Stephanie Lewis works out of Draper as the Sexual Assault Prevention Response Victim Advocate Coordinator for the Army. “A big part of our job right now is community outreach. We’re trying to do preventative things.” She met Troop 520 leader Abby Hansen last November when she gave a presentation to the Girl Scouts about being a woman in the military for Veteran’s Day.

“I love talking to the Scouts when I can,” said Lewis.

Lewis started the workshop with a few get-to-know-you games before identifying some of the qualities and characteristics the Girl Scouts can develop to become more resilient. She talked about self-awareness, mental agility, strength of character and connection as keys to creating boundaries for themselves.

“The most important thing girls can learn from a young age is to set boundaries. Having those boundaries and not being afraid to stand up for what is right. If we taught all kids that skill we’d have no bullies – they would look odd because everyone would speak up and say, ‘No, that’s not okay,’” said Lewis. “It’s cool to see that culture growing in the military. No one wants to make crude jokes or say something rude about someone else because that’s weird. You see that culture more in places where there is more diversity.”

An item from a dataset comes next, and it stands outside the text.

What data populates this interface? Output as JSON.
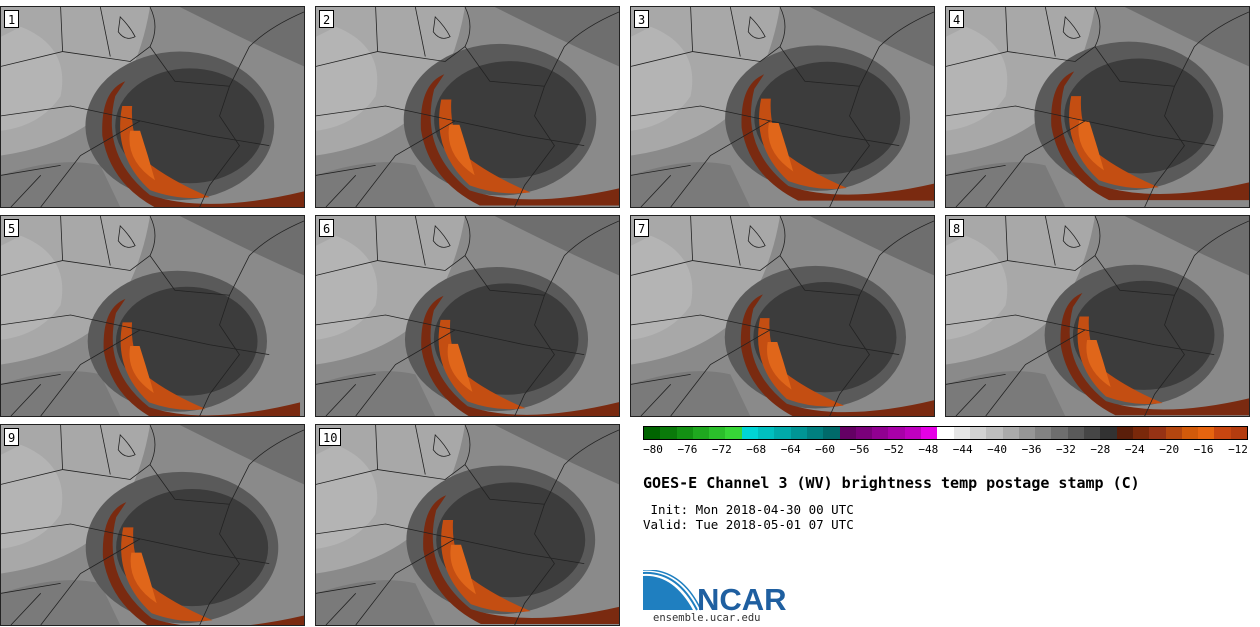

As a Sexual Assault Prevention Response Victim Advocate, Lewis has seen how imperative it is for women especially to recognize their thoughts and behaviors so they can avoid bad situations.

“What happens a lot in the military is the grooming. Manytimes, women don’t realize what is happening and they try to be polite,” Lewis explained. “In our self-defense classes, we teach them to recognize that if they’re uncomfortable, know your boundaries. It’s not okay, no matter who it is.” She went on to explain that in the military it can be even harder when the person doing the grooming outranks the victim.

“They pretty much tear your soul apart in basic training. It’s changing now, but they teach you to have complete faith in yourN.C.O., that your N.C.O. will always take care of you and listen to you. They don’t talk about the piece that they’re not always going to be good people,” added Lewis.

“A lot of these young girls come in and get groomed from the very beginning. They’re vulnerable and they don’t have confidence in their boundaries yet. They’ll say, ‘It’s my sergeant, I can’t say anything. I guess it’s okay that he’s yelling in my face and saying terrible things.’ They feel like they have no power,” said Lewis.

The highest risk factor for sexual assault in the military is the ratio of men to women. “When there are many more men than women in National Guard units, there are reports of sexual assault and toxic culture,” Lewis explained. “When you are the most marginalized population there, it’s going to be harder – it’s going to take more courage to say something. Diversity is the answer. We have to have women and men with their different strengths to create balance.”